A key design goal is separation of concerns. Ideally, each subroutine performs a single well-defined task. In this light, the main question revolves not around a subroutine's size but its focus. If your program requires multiple tasks, that implies multiple subroutines.

In more complex scenarios, you may end up with groups of subroutines that logically belong together. They can be organized into libraries or, even better, modules. If possible, you want to avoid a scenario where you end up with multiple scripts that need to communicate with each other, because the usual mechanism for one script to return data to another script is tedious: the first script writes to standard output and the second script must parse that output.

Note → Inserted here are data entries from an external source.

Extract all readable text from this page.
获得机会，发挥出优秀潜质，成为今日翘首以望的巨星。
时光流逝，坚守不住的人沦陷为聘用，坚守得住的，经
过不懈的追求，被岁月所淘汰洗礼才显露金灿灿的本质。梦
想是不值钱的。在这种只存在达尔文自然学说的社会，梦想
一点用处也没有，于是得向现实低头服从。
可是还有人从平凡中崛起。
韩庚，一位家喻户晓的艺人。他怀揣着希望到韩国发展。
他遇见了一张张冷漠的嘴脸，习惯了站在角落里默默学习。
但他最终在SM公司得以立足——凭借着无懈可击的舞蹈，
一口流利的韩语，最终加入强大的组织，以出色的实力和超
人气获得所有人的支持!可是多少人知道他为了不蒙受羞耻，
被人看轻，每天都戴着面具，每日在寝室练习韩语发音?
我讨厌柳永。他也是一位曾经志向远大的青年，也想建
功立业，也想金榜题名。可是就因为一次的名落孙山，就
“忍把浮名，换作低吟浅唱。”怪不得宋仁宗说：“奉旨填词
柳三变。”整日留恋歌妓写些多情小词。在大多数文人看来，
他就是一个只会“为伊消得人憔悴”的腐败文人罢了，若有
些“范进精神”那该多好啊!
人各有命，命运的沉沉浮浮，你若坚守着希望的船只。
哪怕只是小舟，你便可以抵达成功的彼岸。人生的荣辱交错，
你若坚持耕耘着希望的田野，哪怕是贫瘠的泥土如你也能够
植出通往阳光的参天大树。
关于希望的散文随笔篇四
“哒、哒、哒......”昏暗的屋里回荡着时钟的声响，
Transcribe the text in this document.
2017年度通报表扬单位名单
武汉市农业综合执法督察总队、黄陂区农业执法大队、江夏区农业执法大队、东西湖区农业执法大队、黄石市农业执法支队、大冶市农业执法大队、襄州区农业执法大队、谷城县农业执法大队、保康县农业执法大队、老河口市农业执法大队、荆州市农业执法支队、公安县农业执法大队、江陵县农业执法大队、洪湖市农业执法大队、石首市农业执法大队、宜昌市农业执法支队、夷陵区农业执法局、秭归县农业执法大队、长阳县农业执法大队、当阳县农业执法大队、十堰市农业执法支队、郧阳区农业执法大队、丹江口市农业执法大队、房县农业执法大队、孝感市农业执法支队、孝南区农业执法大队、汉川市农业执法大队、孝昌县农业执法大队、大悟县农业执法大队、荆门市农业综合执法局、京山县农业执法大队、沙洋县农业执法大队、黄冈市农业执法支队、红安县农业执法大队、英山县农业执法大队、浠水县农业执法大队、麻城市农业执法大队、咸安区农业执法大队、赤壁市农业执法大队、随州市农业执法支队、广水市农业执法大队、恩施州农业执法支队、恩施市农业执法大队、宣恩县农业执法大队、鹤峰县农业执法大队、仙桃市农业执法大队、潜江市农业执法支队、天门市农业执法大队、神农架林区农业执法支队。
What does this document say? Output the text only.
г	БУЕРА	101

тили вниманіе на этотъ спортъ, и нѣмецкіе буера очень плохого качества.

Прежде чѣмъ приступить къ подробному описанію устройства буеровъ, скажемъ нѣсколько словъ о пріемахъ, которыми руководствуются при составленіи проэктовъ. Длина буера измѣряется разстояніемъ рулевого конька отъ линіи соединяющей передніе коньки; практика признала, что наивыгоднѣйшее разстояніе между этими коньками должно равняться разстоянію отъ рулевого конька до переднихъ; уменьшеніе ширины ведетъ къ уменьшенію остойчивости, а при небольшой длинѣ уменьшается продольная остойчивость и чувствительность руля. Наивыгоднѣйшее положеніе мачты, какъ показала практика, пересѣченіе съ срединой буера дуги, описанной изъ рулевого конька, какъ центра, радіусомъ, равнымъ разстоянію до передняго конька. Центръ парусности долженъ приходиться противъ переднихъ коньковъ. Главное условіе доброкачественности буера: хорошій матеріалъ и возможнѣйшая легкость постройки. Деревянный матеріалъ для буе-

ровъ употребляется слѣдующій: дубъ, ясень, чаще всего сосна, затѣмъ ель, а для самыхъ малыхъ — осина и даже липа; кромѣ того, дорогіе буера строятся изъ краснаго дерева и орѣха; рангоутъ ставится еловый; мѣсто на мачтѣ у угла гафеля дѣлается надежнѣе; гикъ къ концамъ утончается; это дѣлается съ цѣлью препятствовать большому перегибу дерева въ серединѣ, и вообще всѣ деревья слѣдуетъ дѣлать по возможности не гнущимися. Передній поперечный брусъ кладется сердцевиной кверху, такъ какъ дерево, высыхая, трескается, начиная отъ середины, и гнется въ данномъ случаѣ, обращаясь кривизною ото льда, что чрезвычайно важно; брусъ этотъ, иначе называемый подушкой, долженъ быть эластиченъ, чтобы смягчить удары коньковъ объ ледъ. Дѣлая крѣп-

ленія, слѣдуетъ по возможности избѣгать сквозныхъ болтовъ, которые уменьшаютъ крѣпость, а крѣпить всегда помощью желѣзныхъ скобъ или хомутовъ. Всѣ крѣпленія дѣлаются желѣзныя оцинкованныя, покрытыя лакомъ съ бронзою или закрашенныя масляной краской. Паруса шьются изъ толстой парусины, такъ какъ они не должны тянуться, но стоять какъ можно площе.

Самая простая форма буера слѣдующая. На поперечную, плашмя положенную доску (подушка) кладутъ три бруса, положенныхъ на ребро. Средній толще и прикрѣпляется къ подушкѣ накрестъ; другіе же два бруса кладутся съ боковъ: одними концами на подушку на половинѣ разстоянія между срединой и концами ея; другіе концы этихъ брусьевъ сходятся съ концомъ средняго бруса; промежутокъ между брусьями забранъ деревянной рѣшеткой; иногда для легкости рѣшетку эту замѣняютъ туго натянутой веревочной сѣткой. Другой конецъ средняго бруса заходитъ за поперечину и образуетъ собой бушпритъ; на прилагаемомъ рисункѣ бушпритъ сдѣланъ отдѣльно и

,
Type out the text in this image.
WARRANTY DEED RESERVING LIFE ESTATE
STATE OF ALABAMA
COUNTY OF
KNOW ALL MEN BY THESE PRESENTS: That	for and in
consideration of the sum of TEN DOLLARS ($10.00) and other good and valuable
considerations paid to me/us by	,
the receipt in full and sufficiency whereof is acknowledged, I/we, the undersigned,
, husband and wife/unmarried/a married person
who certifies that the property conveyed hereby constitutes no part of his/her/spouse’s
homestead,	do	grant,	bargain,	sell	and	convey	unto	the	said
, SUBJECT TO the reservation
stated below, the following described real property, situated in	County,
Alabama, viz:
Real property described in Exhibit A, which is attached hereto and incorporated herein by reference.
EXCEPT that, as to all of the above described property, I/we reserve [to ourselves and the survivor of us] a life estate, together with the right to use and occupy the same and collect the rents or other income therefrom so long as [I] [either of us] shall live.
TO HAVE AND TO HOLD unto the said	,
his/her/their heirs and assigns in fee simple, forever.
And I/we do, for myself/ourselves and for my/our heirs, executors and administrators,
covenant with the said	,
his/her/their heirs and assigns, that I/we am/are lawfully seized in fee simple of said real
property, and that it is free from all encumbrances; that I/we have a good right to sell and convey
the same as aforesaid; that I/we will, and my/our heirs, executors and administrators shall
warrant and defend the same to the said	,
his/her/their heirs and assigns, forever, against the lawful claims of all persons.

Several years ago I started work at a job requiring that I build a large number of command-line scripts (at least, that's how it turned out; in the beginning, it wasn't clear what we were building). I was quite inexperienced at the time and did not organize the code very well. In hindsight, I should have worked from the premise that I was writing modules rather than scripts. In other words, the real work would have been done by modules, and the scripts (the code executed by a user on the command line) would have remained very small front-ends to invoke the modules in various ways. This would have facilitated code reuse and all of that good stuff. Live and learn, right?

FM
I'm sort of in the same situation now with the loads of command line scripting, hopefully I should fare better than you did all those years ago! Thanks!
Bharat
+2  A: 

Another option that hasn't been mentioned yet for reusing the code in your scripts is to put common code in a module. If you put shared subroutines into a module or modules, you can keep your scripts short and focussed on what they do that is special, while isolating the common code in a easy to access and reuse form.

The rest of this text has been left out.